With the progress of time, however, men's ideas upon these subjects began to grow more definite and more consistent. Instead of the corpse, we get the ghost; instead of the material underground world, we get the idealised and sublimated conception of a shadowy Hades, a world of shades, a realm of incorporeal, disembodied spirits. With the growth of the idea in this ghostly nether world, there arises naturally the habit of burning the dead in order fully to free the liberated spirit from the earthly chains that clog and bind it. It is, indeed, a very noticeable fact that wherever this belief in a world of shades is implicitly accepted, there cremation follows as a matter of course; while wherever (among savage or barbaric races) burial is practised, there a more materialistic creed of bodily survival necessarily accompanies it. To carry out this theory to its full extent, not only must the body itself be burnt, but also all its belongings with it. Ghosts are clothed in ghostly clothing; and the question has often been asked of modern spiritualists by materialistic scoffers, 'Where do the ghosts get their coats and dresses?' The true believer in cremation and the shadowy world has no difficulty at all in answering that crucial inquiry; he would say at once, 'They are the ghosts of the clothes that were burnt with the body.' In the gossiping story of Periander, as veraciously retailed for us by that dear old grandmotherly scandalmonger, Herodotus, the shade of Melissa refuses to communicate with her late husband, by medium or otherwise, on the ground that she found herself naked and shivering with cold, because the garments buried with her had not been burnt, and therefore were of no use to her in the world of shades. So Periander, to put a stop to this sad state of spiritual destitution, requisitioned all the best dresses of the Corinthian ladies, burnt them bodily in a great trench, and received an immediate answer from the gratified shade, who was thenceforth enabled to walk about in the principal promenades of Hades among the best-dressed ghosts of that populous quarter.

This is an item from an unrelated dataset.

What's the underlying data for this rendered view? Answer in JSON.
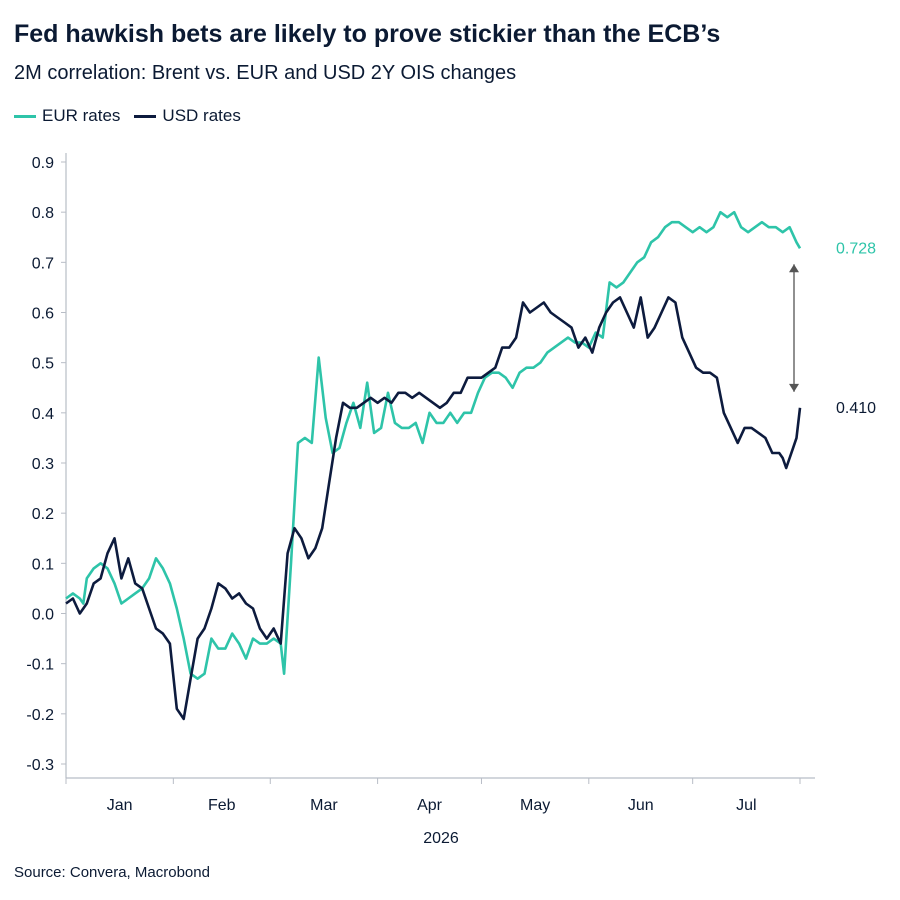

The belief which thus survived among the civilised Greeks of the age of the Despots is shared still by Fijis and Karens, and was derived by all in common from early ancestors of like faith with the founders of Ogbury round barrow. The weapons were broken and the clothes burnt, to liberate their ghosts into the world of spirits, just as now, in Fiji, knives and axes have their spiritual counterparts, which can only be released when the material shape is destroyed or purified by the action of fire. Everything, in such a state, is supposed to possess a soul of its own; and the fire is the chosen mode for setting the soul free from all clogging earthly impurities. So till yesterday, in the rite of suttee, the Hindoo widow immolated herself upon her husband's pyre, in order that her spirit might follow him unhampered to the world of ghosts whither he was bound. Thus the twin barrows on Ogbury hillside bridge over for us two vast epochs of human culture, both now so remote as to merge together mentally to the casual eyes of modern observers, but yet in reality marking in their very shape and disposition an immense, long, and slow advance of human reason. For just as the long barrow answers in form to the buried human corpse and the chambered hut that surrounds and encloses it, so does the round barrow answer in form to the urn containing the calcined ashes of the cremated barbarian. And is it not a suggestive fact that when we turn to the little graveyard by the church below we find the Christian belief in the resurrection of the body, as opposed to the pagan belief in the immortality of the soul, once more bringing us back to the small oblong mound which is after all but the dwarfed and humbler modern representative of the long barrow? So deep is the connection between that familiar shape and the practice of inhumation that the dwarf long barrow seems everywhere to have come into use again throughout all Europe, after whole centuries of continued cremation, as the natural concomitant and necessary mark of Christian burial.

This is what I would have said, if I had been asked, at Ogbury Barrows. But I wasn't asked; so I devoted myself instead to psychological research, and said nothing.